It’s the DNA, Stupid!


(in memory of my father who died May 13, 1981)

I never knew my paternal grandfather.  Sure, he died before I was born, but my father never knew him either, as least not in any meaningful way, after infancy, when my grandparents separated.

Ultimately, their ugly divorce left my siblings and I knowing nothing about the McCullough family, whose name and DNA we share.

For years I searched for information about my grandfather, as I’d been told he was a sports’ columnist for the Pittsburgh Post Gazette, perhaps the person from whom I’d inherited the urge to write.

Never finding anything meaningful, I searched, as well, for my great-grandfather, William Tice McCullough—for whom both my father and brother were named.

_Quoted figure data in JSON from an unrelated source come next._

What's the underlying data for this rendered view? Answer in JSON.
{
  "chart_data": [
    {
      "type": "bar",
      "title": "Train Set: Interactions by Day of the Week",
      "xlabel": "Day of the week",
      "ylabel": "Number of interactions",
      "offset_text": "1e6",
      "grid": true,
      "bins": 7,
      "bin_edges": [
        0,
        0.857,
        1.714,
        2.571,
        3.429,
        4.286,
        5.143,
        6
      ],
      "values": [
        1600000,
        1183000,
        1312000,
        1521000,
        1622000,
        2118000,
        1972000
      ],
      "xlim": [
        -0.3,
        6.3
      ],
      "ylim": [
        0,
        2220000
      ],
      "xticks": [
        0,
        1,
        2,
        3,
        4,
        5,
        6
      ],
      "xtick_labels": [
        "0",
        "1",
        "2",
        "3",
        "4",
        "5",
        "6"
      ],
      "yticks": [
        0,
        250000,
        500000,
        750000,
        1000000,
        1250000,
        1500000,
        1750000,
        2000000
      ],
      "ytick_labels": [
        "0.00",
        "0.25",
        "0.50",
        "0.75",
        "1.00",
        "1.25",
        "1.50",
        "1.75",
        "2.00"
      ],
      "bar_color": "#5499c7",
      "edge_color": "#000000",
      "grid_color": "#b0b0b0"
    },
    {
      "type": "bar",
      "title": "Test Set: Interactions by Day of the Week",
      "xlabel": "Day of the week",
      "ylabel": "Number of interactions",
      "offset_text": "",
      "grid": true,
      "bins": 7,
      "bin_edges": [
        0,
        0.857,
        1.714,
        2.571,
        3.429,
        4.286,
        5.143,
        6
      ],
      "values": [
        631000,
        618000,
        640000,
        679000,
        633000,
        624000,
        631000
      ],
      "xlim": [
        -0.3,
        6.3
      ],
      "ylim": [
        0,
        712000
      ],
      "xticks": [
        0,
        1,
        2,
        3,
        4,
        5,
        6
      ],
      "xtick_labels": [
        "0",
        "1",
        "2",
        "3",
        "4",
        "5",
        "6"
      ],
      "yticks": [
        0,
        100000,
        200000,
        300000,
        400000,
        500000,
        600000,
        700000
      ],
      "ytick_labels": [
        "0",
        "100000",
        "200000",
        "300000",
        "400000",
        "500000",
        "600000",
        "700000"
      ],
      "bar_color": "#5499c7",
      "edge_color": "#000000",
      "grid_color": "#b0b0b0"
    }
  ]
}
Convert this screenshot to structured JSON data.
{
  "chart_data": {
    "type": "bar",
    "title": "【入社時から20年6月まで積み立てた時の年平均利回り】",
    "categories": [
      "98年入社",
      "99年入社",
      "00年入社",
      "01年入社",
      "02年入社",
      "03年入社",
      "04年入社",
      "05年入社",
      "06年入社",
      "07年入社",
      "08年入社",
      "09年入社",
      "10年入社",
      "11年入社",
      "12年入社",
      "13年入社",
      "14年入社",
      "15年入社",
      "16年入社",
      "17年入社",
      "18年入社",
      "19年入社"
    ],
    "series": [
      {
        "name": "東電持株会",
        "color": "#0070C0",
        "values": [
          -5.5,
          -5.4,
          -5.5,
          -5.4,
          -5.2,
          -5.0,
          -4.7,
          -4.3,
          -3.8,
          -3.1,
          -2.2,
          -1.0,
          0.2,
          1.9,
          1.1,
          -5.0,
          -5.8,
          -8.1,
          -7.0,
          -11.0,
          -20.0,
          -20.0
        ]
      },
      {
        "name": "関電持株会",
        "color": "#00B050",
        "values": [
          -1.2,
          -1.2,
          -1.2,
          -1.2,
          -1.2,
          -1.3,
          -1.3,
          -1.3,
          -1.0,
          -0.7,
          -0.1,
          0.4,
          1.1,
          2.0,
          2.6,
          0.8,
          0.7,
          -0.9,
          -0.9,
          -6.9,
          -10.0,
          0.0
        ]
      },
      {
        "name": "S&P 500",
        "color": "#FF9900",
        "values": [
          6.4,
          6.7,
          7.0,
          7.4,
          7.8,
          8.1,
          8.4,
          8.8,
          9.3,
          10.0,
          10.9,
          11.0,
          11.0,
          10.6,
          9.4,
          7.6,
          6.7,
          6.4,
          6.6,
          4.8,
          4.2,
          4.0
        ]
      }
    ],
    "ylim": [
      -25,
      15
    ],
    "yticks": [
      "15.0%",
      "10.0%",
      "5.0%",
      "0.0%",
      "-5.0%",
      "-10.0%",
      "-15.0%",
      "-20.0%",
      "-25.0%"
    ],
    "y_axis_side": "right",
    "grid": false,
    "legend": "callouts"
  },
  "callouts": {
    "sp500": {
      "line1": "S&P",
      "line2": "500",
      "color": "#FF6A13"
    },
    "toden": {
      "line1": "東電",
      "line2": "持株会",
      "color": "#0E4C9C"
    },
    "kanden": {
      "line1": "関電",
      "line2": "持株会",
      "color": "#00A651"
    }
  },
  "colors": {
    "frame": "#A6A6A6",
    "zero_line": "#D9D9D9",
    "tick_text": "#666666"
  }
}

my father, who died in 1981

my brother

I found nothing.

Until Monday—

When I received an email response to an Ancestry.com inquiry I made in 2005:

William Tice McCullough was born in California, Ohio in 1873 and married a woman named Minnie from Pittsburgh born in 1875.  He is the grandfather of David McCullough, the historian, by one son and Nancy McCullough Griggs, who is being buried today in the North Cornwall cemetary, Cornwall CT, a grandchild by another son.

It turns out that William Tice McCullough had several sons, three of whom were Mark McCullough, father of Nancy McCullough Griggs, buried this week in Connecticut, Christian Hax McCullough, father of historian David McCullough, and Horace George McCullough, my father’s father.

As a writer, what interests me the most, assuming I received accurate information, is that my father was the first cousin of David McCullough, a two time Pulitzer Prize winner.

David McCullough

So, maybe there are some writerly genes in McCullough DNA.

Maybe there’s hope for my memoir after all.